One Israeli anti-occupation activist who was the subject of an attack campaign tried leaving the country because right-wingers had published his street address and he had been attacked outside his home. Instead he was arrested at the airport on suspicion of “having contact with a foreign agent,” an acutely ominous charge considering the political atmosphere being fostered by those behind the NGO bill.

At least one anti-occupation NGO has hired guards to protect its offices. When another human rights NGO’s offices burst into flames on a Saturday night, everybody’s minds — including the fire department — raced to arson. (There has been no official conclusion but a preliminary investigation points to the fire being caused by an electrical short.)

At least one right-wing organization has boasted that it has moles in multiple human rights and left-wing NGOs, which has created an atmosphere of paranoia the likes of which one might associate with East Germany in the times of the Stasi. Some left-wing personalities are already using those terms.

A prophesy fulfilled 

As scary as the current political atmosphere is for the anti-occupation Left in Israel, it is no surprise to anybody who has skin in the game. Just months after Israel conquered the West Bank and Gaza Strip in 1967, Jewish Israeli philosopher Yeshayahu Leibowitz warned that sooner or later the occupation would come home to roost.

“A state ruling a hostile population of 1.5 to 2 million foreigners would necessarily become a secret-police state, with all that this implies for education, free speech and democratic institutions,” Leibowitz wrote in 1968.

Yeshayahu Leibowitz. (Bracha L. Ettinger/CC-BY-SA 2.5)
Yeshayahu Leibowitz. (photo: Bracha L. Ettinger/CC-BY-SA 2.5)

And yet, we return to our original premise: why is the current atmosphere any different than the years and decades past? People have been declaring Leibowitz’s prophesy fulfilled for over four decades now. Maybe there has been no dramatic turn for the worse. Maybe we are simply witnessing the latest dip in the depressing trajectory we’ve been following since June 6, 1967 — or, as many Palestinians would argue, since May 15, 1948.

At the end of the day it doesn’t really matter. Soon Israeli Right will celebrate 50 years since the occupation began, while multiple generations of Israelis and Palestinians will have never known a political system that treats all of its subjects equally. Institutional psychology teaches us that institutions are inherently averse to change, that their natural state is fighting to preserve the status quo. In Israel, that means fighting to maintain the occupation, fighting to retain military control over the West Bank, to some extent over the Gaza Strip, and on a number of levels, over the Palestinian people themselves.

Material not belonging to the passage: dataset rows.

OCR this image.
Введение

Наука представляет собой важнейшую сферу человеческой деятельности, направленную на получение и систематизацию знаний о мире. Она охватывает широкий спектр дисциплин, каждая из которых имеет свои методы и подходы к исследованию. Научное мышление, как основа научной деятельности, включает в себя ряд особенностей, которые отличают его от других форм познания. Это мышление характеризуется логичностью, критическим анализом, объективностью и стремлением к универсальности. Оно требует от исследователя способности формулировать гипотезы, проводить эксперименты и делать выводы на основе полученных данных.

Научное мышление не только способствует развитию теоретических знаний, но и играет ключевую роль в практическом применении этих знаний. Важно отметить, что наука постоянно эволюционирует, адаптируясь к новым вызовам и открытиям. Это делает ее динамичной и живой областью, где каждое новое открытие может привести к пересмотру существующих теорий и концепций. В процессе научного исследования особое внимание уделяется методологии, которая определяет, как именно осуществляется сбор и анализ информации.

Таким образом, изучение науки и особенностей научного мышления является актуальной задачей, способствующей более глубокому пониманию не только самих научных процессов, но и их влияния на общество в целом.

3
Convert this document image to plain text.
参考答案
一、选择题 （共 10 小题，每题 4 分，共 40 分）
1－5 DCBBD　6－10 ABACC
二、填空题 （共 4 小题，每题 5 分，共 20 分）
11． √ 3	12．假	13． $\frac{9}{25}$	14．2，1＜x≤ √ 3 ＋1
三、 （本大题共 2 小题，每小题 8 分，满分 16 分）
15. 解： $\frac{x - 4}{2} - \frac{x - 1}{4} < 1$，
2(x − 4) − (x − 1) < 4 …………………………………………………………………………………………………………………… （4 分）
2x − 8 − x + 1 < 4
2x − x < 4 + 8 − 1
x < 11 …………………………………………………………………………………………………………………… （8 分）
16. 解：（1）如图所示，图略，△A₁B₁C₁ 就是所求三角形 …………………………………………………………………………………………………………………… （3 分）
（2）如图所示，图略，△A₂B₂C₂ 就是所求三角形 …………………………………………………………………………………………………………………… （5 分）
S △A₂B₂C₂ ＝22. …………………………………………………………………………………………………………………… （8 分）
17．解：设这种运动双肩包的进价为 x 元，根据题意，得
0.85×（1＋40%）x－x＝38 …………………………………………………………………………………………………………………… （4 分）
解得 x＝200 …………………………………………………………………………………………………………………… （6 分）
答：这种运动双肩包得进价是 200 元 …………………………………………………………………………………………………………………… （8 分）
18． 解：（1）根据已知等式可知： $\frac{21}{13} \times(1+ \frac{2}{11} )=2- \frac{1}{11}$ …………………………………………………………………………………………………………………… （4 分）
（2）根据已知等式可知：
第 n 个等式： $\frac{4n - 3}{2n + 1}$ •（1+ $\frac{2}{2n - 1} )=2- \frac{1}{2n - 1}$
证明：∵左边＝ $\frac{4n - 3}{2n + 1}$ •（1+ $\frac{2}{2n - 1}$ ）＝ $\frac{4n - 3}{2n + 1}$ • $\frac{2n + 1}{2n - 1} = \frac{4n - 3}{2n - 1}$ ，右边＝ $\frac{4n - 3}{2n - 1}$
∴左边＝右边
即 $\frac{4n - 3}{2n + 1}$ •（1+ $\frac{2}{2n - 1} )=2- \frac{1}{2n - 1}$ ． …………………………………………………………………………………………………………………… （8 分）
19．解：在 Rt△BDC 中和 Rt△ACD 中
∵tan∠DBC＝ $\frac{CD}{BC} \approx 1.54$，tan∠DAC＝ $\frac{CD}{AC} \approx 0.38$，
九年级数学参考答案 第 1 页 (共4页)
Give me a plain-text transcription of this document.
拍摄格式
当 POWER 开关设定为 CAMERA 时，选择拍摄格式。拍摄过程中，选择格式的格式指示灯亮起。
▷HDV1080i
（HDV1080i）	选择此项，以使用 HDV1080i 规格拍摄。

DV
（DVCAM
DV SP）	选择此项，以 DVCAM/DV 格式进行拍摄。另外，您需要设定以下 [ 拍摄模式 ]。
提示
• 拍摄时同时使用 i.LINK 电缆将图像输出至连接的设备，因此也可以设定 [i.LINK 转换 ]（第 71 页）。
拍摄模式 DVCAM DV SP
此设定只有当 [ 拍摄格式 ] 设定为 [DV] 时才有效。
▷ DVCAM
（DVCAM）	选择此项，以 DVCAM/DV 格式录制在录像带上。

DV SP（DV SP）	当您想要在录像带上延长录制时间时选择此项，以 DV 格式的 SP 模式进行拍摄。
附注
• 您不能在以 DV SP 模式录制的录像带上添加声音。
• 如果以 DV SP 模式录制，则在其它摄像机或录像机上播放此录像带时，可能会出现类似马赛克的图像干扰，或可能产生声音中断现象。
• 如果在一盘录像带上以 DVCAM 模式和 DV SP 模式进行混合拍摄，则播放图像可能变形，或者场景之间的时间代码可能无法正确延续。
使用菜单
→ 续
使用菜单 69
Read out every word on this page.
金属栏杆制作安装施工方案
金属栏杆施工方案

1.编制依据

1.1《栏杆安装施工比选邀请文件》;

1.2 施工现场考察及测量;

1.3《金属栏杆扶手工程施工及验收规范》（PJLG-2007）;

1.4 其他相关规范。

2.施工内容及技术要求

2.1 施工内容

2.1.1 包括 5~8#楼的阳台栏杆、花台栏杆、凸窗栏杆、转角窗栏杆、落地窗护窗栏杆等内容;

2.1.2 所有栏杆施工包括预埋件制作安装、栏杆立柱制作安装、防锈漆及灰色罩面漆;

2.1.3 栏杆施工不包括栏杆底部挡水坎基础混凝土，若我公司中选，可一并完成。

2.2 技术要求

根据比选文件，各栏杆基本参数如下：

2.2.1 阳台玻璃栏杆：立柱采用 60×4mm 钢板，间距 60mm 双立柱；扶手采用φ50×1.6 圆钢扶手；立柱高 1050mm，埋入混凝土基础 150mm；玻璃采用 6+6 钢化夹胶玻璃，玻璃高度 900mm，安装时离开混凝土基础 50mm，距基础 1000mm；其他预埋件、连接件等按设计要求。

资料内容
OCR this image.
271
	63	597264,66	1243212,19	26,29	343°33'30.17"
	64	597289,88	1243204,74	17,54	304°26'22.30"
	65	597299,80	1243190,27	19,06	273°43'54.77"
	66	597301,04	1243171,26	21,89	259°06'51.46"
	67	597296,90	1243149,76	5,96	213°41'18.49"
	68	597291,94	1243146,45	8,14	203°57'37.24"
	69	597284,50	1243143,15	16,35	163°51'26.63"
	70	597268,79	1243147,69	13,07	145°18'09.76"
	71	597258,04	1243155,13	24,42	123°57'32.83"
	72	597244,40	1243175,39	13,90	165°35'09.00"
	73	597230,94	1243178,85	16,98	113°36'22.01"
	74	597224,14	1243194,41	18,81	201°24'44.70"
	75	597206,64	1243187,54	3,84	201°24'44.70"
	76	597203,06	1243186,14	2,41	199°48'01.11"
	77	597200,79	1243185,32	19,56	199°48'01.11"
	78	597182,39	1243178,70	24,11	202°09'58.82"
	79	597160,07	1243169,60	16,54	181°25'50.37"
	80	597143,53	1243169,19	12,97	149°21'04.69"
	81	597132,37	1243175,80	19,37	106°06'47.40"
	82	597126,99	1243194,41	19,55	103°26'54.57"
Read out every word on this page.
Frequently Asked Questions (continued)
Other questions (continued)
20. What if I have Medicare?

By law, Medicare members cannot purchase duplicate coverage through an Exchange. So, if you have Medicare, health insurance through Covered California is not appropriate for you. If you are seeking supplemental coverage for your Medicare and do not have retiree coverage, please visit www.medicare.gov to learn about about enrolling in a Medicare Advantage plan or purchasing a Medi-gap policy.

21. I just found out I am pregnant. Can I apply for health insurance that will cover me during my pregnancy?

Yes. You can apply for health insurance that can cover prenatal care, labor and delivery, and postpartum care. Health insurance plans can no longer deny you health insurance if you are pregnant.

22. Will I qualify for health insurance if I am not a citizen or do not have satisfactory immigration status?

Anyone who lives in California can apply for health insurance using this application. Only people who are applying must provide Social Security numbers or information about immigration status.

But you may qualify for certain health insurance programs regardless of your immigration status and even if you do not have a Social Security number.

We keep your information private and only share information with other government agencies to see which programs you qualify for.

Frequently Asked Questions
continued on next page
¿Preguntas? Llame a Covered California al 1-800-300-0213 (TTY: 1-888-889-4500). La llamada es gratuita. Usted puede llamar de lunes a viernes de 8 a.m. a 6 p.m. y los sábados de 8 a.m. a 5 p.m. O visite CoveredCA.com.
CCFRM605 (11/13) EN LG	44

After 50 years, it is only natural to perceive anything that challenges the occupation and Jewish political supremacy, the status quo Israel’s government is fighting to preserve, as a threat to the regime. And in the popular lexicon of contemporary Israeli political thought, a threat to the current Israeli regime is a threat to the Jewish people. And that, although it may not be articulated quite in those terms, is where human rights and anti-occupation activists find themselves today.

Remembering the context

The important thing to remember, and this becomes exponentially more difficult as it becomes more personal, is that Israeli human rights and anti-occupation activists are not the ones who most need and deserve the world’s attention here. Israeli human rights activists are not under attack not because of who they are or what they believe in, they are under attack because work threatens the occupation.

And while the political atmosphere in Israel is becoming increasingly hostile to the politics of left-wing Israelis, Palestinians living under Israeli military rule have not had freedom of expression for five decades. They do not have the rights of assembly, of free speech, to vote, to enter or leave their country, to move about freely within that country, to conduct trade, to live with their chosen spouses.